Maybe the end of the world is coming afterall - the Jehovahs Witnesses were in our neighborhood last weekend, too. 

We had the annual neighborhood yard sale. It was cold, windy and the Jehovah's were the biggest crowd that showed up. Didn't buy much, though. 

I'm going back to eBay to sell my junk, no pamphlets that way.


----------



## morgan8586 (Aug 30, 2006)

Pamphlets were passed out here last week. Im in Ohio, this must be a huge undertaking to save us all.
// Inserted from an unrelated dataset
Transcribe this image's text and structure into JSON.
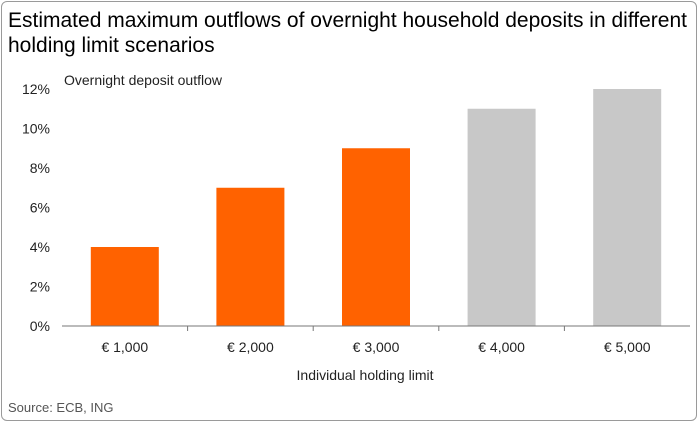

We should be honored.......snicker,snicker


----------



## gypsichic (Jun 6, 2006)

include my house in this vast undertaking of saving us............lol

I wasn't home though dammit..........my b-i-l was at my house and he had the pleasure of dealing w/4 women that actually stopped their car and proceded to tour our yard then come to the door............they were giving him the whole 'it's a satanic holiday' spiel............lol


----------



## HibLaGrande (Sep 25, 2005)

slimy said:


> I think we should start our own religion and hang out at the kingdom hall's and try to convert Jehovah's witnesses.
> 
> Who's with me?


good luck! they are hard core brainwashed.:zombie:


----------



## morgan8586 (Aug 30, 2006)

A funny thing happened this evening and it didnt included any JW's. Things were starting to wind down, when I saw two very large teens walking up the street. They were dressed as the Insane Clown Posse. They had to be 16 or 17 years old. As they lumbered up the sidewalk, my six year old daughter met them at the porch with the bowl of treats. As they stood there looking down at my daughter, the larger of the two said " Man am I embarrassed. This situation should be reversed...I should be passing candy out to you. The things I guy will do for a free piece of Chocalate." I have to tell you, I laughed my a$$ off. I told my daughter to give them double. As they lumbered away, they asked how much time was left. I told them 10 min. They then crossed the street to the neighbor, when she answered the door, I heard her giving them a hard time concerning their age.This only made me start to laugh again. My daughter must have thought I was losing my mind.....


----------



## Dr Morbius (Sep 21, 2004)

Great story, Krough..

As far as older teens TOTing, I always get the "I'm TOTing for my sick little brother at home" story..I say..suuuuure you are. And I give them Candy anyway, as I really appreciate TOTing, no matter the age. I don't want to see it die out.


----------



## Long_Tom (Oct 7, 2006)

I give candy to everybody, chaperones included. You're sitting there talking shop with them, and when they turn to go, you give 'em a handshake -- in the process pressing a gummy eyeball into their unsuspecting palm. When they realize what happened, just for a second they're a kid again. I think that's worth a bag or two extra of candy on my budget.


----------